Being a dick to people on Hacker News is never necessary. If anything it's counterproductive. People used to get downvoted into nothing just for posting a lmgtfy link.


It's definitely the case that the quality of discourse has declined on this site in the last few years. However that has more to do with the fact that it's now seen as an important mechanism for shaping public opinion amongst an important constituency; and it's popularity.


As the person whose comment was singled out, can you explain how was my comment "defending spying that is clearly out of control"? I wasn't intentionally. As pointed out below, I assumed the GP knew of a story that I didn't, so I wanted to learn about it.



One tends to realize only in retrospect that it's a very curious experience to go from normal life to the military before having any other real responsibilities in life. One very much gets the feeling of being a Platonic "guardian" and the access to information only heightens that experience. It is likely quite similar to the way some folks in IT talk perceive "sheeple" and doctors sometimes perceive patients, and even the UPS guy perceives your package as he congratulates himself for the hard work even as he drop kicks your computer into your screen door.

Couldn't I fairly easily replace "military" with "profession"?

I think going to medical school and being indoctrinated into a second professional culture is what gave me an opportunity to see the experience for what it is. The striving, the late nights, the urgency, the aspirations, the sense of responsibility, they all play in to a larger story of self where one paradoxically may not appreciate their own larger role at the time. I also submit your immediate seniors also may not appreciate their own roles.

I submit any differences you saw in her were side effects of the history of the institutions, the policies that govern them, the nature of the work, and the point in time at which your paths crossed.

Look at General Petraeus, compare him to Lincoln's string of generals, or just the number of military officers who will never make general, fired one after the other, and consider, how many months or years of conflict did Petreaus save after the civilian leadership made the decision to go to war? How many soldiers and civilians were killed or saved? How many lives has his work touched?

Look at Drew Houston. Compare him to the many careers burned out in failed startups, the customer data lost in security breaches. How many lives has his work touched?

Look at Paul Farmer. Compare him to the many careers burned out in medicine, the patients who died in clinical trials while they took sugar pills, the failure of relief agencies to effectively coordinate supply chains. How may lives has his work touched?

Look at Fred Smith. Compare him to the many careers burned out in aviation and business. The pilots of passengers who have died in flight, or been affected by the failure of a supply chain to deliver the right item to the right place. How many lives has his work touched?

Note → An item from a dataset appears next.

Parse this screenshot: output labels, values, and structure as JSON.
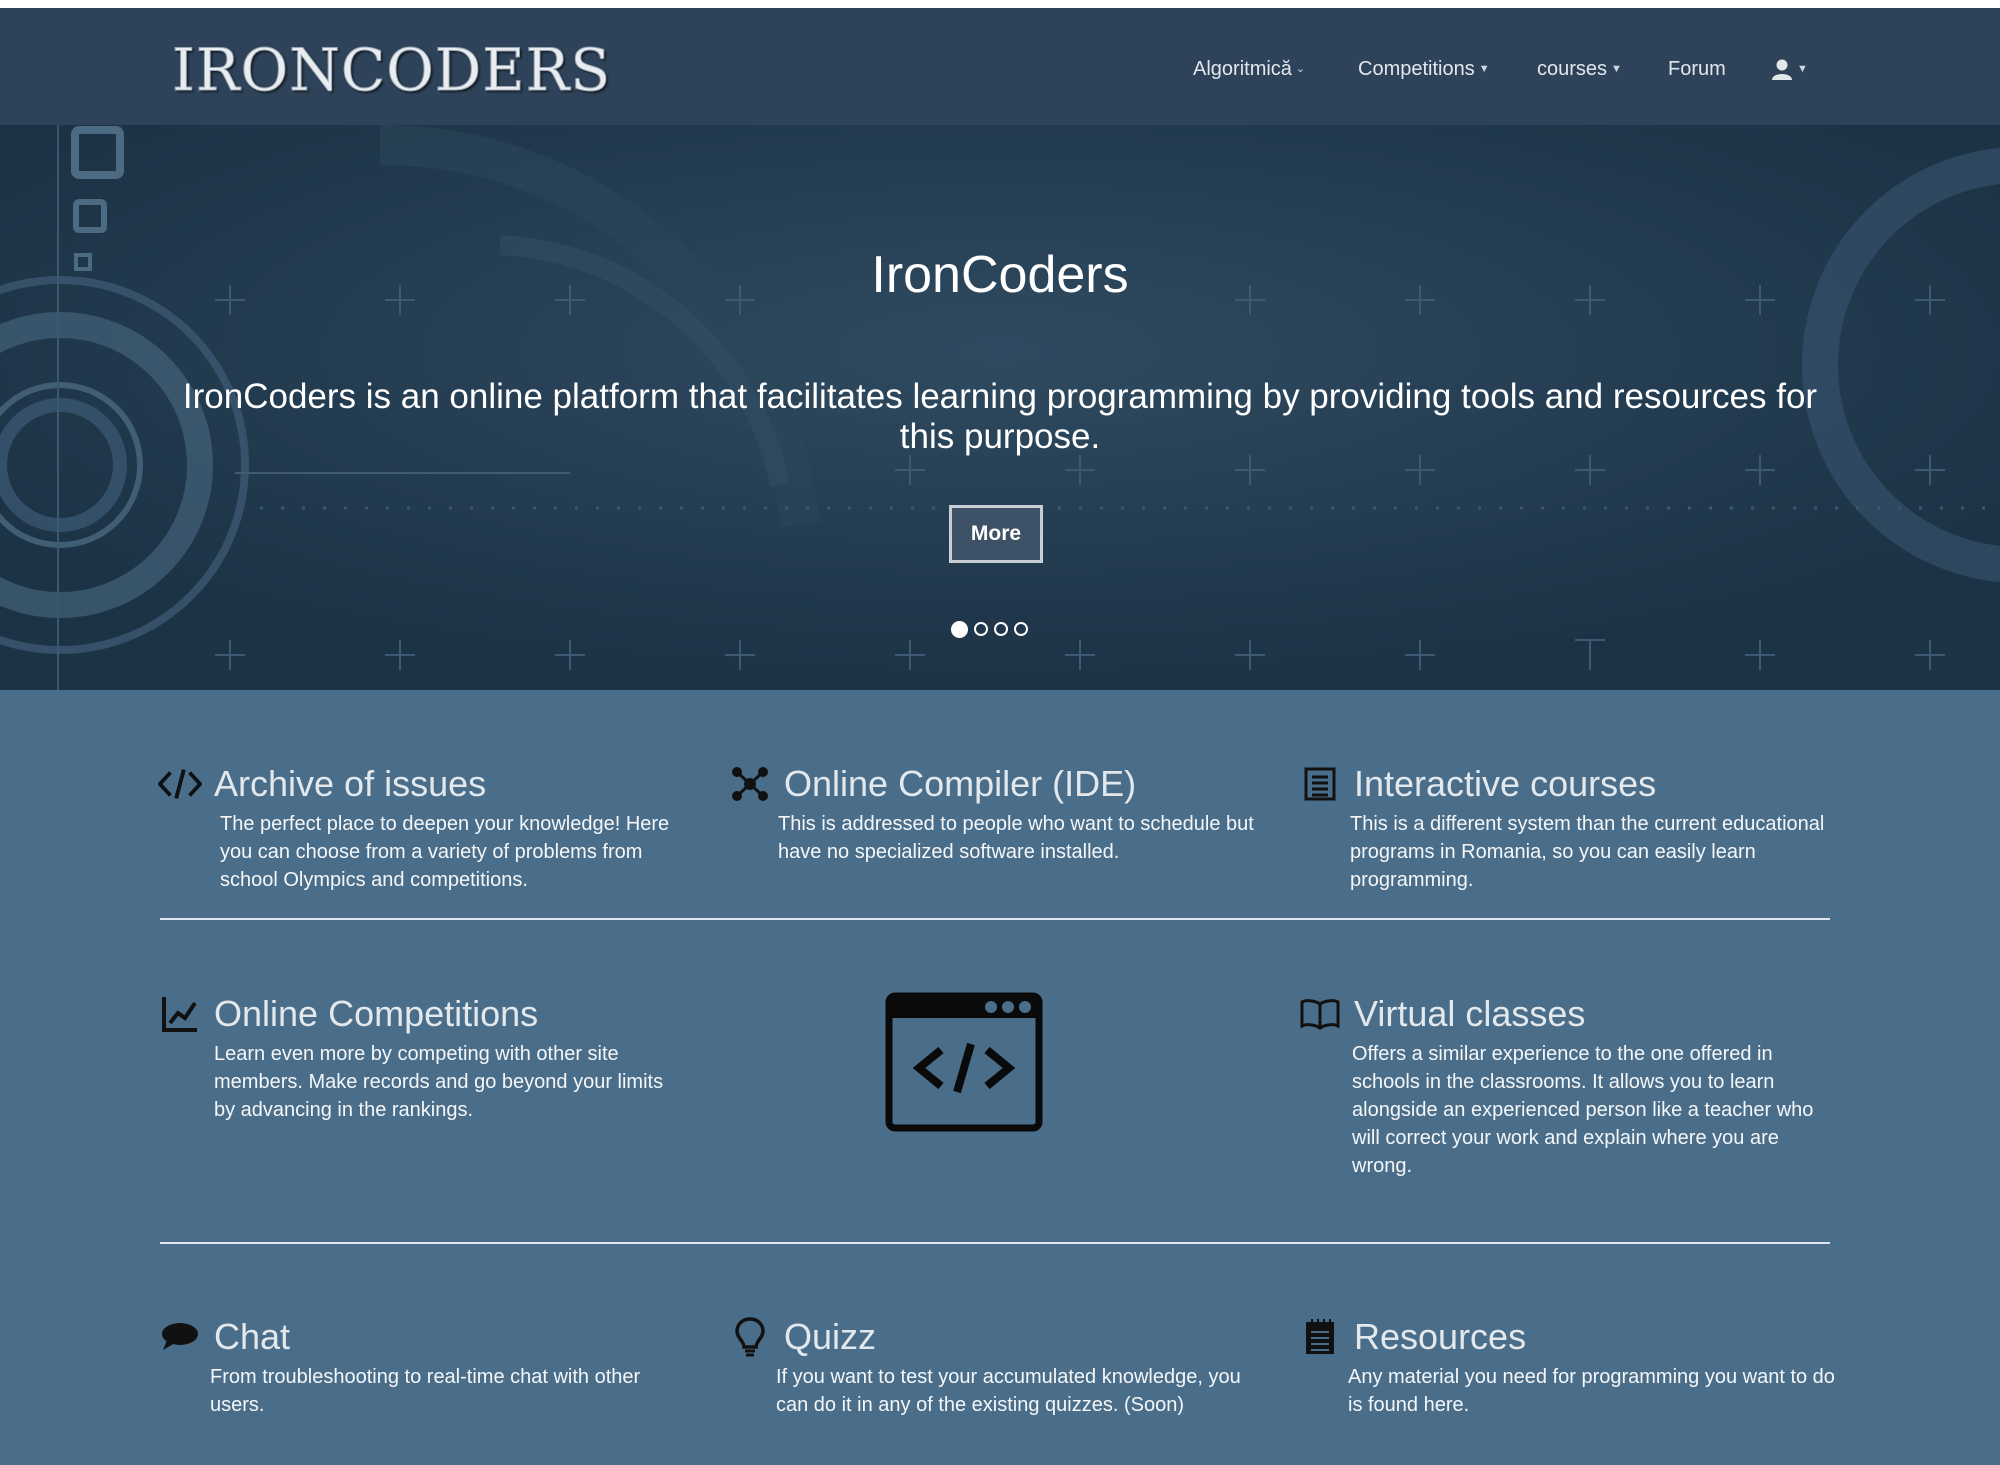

Now think about the soldiers, the code monkeys, the nurse's aids, the FedEx delivery drivers, living in the shadows of these names. What cultural influences are the same?

If you started on any one of these paths at 18 or 22, are you so certain that you would be mentally and emotionally prepared to resist the onslaught of cultural decisions you would be expected to participate in on a daily basis? Are you so sure that you so reliably see the forest for the trees?


>Couldn't I fairly easily replace "military" with "profession"?

No, no you could not, least of why being improper grammar.


What's wrong with the grammar in the sentence you quoted?


Nothing. Ignore that comment, it was stupid and added absolutely nothing. I found your comments very insightful!


As a matter of interest about whether and how people change their views in light of revealed facts, have you any means of following up with her to see how she new views the matters on which she opined then? I would find this exercise informative and interesting. Tnx.


> "Do you really think they just let people access these systems without rules? You really believe that?"

Perhaps she was still doing damage control for them?


My argument to her was that my experience dealing with intelligence agencies

Just curious - what experience is that?